Estos microgramas titulados ‘Escrito a lápiz’, que ahora publica Siruela, son un montón de hojas escritas originalmente en letra microscópica, en cuadriláteros perfectos, en perfecto alineamiento, y que el autor llevaba en una maleta de acá para allá en las vísperas y primeros años de su ingreso en el psiquiátrico. Para que no falte de nada, están escritos a lápiz para librarse del "tedio de la pluma", que lo sumía en un "decaimiento que, por así decir, se reflejaba en la escritura a mano, en la disolución de la misma". Cuando ingresó voluntariamente en Waldau estaba encantado, como Hölderlin, de "poder soñar en mi modesto rincón".

Las novelas que le valieron el reconocimiento (después de muerto, como no podía ser de otra manera), ‘Jakob von Gunten’ y ‘Los hermanos Tanner’, escritas en las primeras décadas del siglo pasado y veinte años antes de su reclusión, tienen un fondo enigmático, una oscuridad que les nace del suelo que pisan. Son grandes novelas y a la vez textos sobre el límite: la transparencia había sido perdida en origen. Estos microgramas son más inquietantes, la voz ya está desmelenada, el acierto linda con la alucinación.
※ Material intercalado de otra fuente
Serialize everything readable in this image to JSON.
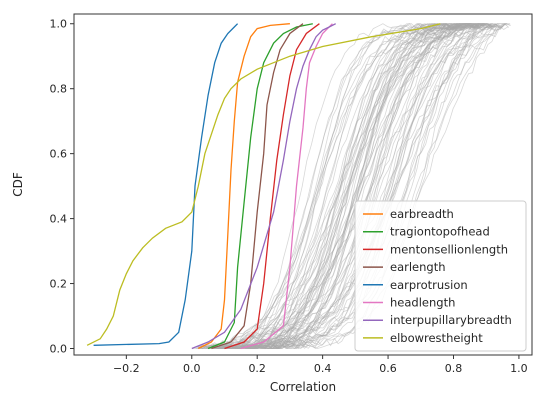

"A veces me comporto de manera algo frívola, como ayer, cuando me presenté en la imponente mansión de una gran dama. La casa merece el título de hotel. Pregunté por la señora y, cuando la tuve enfrente, le pedí un mendrugo de pan. Estaba hambriento".

"Pero ¿acaso es sensato expresarse con claridad? ¡Oh, cómo me tortura el sol en su cénit! Ella lleva ahora un sombrero de paja y camina algo inclinada, con paso indeciso. La gente insegura puede desconcertar a la gente segura. Es decir, la gente segura convierte en segura a la gente insegura. ¿Tiene de veras el arte la misión de hacer flaquear con las flaquezas? ¡San Sebastián!".
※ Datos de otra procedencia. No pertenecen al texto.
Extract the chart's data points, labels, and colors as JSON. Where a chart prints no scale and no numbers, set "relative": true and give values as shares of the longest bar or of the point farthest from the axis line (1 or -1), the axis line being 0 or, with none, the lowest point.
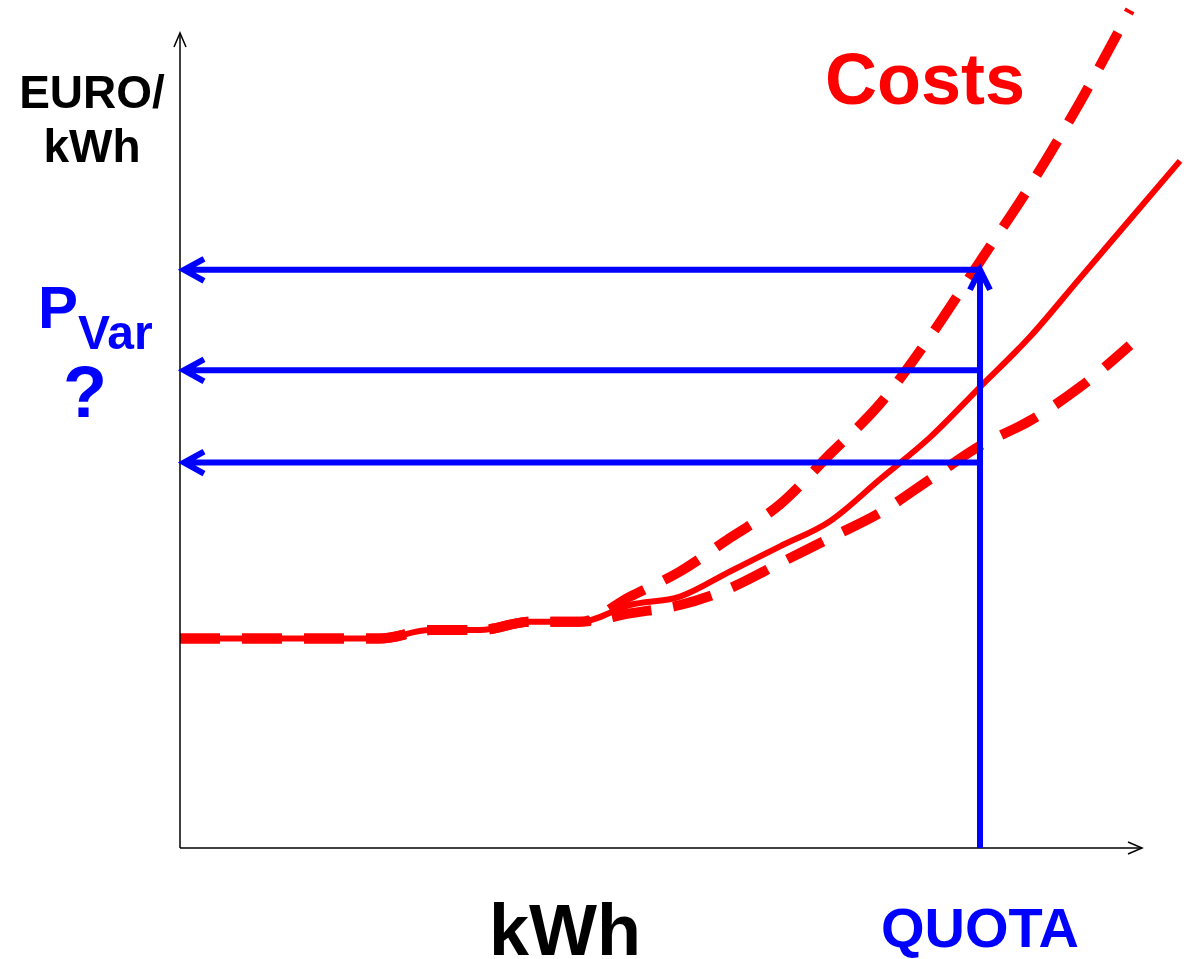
{
  "chart_data": {
    "type": "line",
    "relative": true,
    "ylabel": "EURO/kWh",
    "xlabel": "kWh",
    "categories": [
      null,
      null,
      null,
      null,
      null,
      null,
      null,
      null,
      null,
      null,
      null,
      null,
      null,
      null,
      null,
      null,
      null,
      null,
      null,
      null,
      null
    ],
    "series": [
      {
        "color": "#ff0000",
        "line_style": "solid",
        "values": [
          0.25,
          0.25,
          0.25,
          0.25,
          0.25,
          0.26,
          0.26,
          0.27,
          0.27,
          0.29,
          0.3,
          0.33,
          0.36,
          0.39,
          0.44,
          0.49,
          0.55,
          0.61,
          0.68,
          0.75,
          0.82
        ]
      },
      {
        "color": "#ff0000",
        "line_style": "dashed",
        "values": [
          0.25,
          0.25,
          0.25,
          0.25,
          0.25,
          0.26,
          0.26,
          0.27,
          0.27,
          0.3,
          0.33,
          0.37,
          0.41,
          0.47,
          0.53,
          0.61,
          0.7,
          0.79,
          0.89,
          1.0,
          null
        ]
      },
      {
        "color": "#ff0000",
        "line_style": "dashed",
        "values": [
          0.25,
          0.25,
          0.25,
          0.25,
          0.25,
          0.26,
          0.26,
          0.27,
          0.27,
          0.28,
          0.29,
          0.31,
          0.34,
          0.37,
          0.4,
          0.44,
          0.48,
          0.51,
          0.55,
          0.6,
          null
        ]
      }
    ],
    "ref_lines": [
      {
        "axis": "y",
        "value": 0.69,
        "label": null,
        "color": "#0000ff"
      },
      {
        "axis": "y",
        "value": 0.57,
        "label": null,
        "color": "#0000ff"
      },
      {
        "axis": "y",
        "value": 0.46,
        "label": null,
        "color": "#0000ff"
      }
    ],
    "annotations": [
      "Costs",
      "P$_{Var}$ ?",
      "QUOTA"
    ]
  }
}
"Al suave viento del Este, colgado de la robusta rama de un roble, un gran duque que se había ahorcado agitaba los pies luchando por abandonar el reino de la absoluta certidumbre. Los idealistas descansaban tiesos en sus tumbas, implacable realidad. Qué cruel y afilada es mi pluma".

Instrucciones de uso. Si lee este libro de corrido y en plena Navidad, no le garantizo la armonía. Mejor, utilice el sistema de buceo sin bombona, inmersión y luego aire. Así disfrutará de las dos cosas: del pozo y de la superficie. En todo caso, una experiencia.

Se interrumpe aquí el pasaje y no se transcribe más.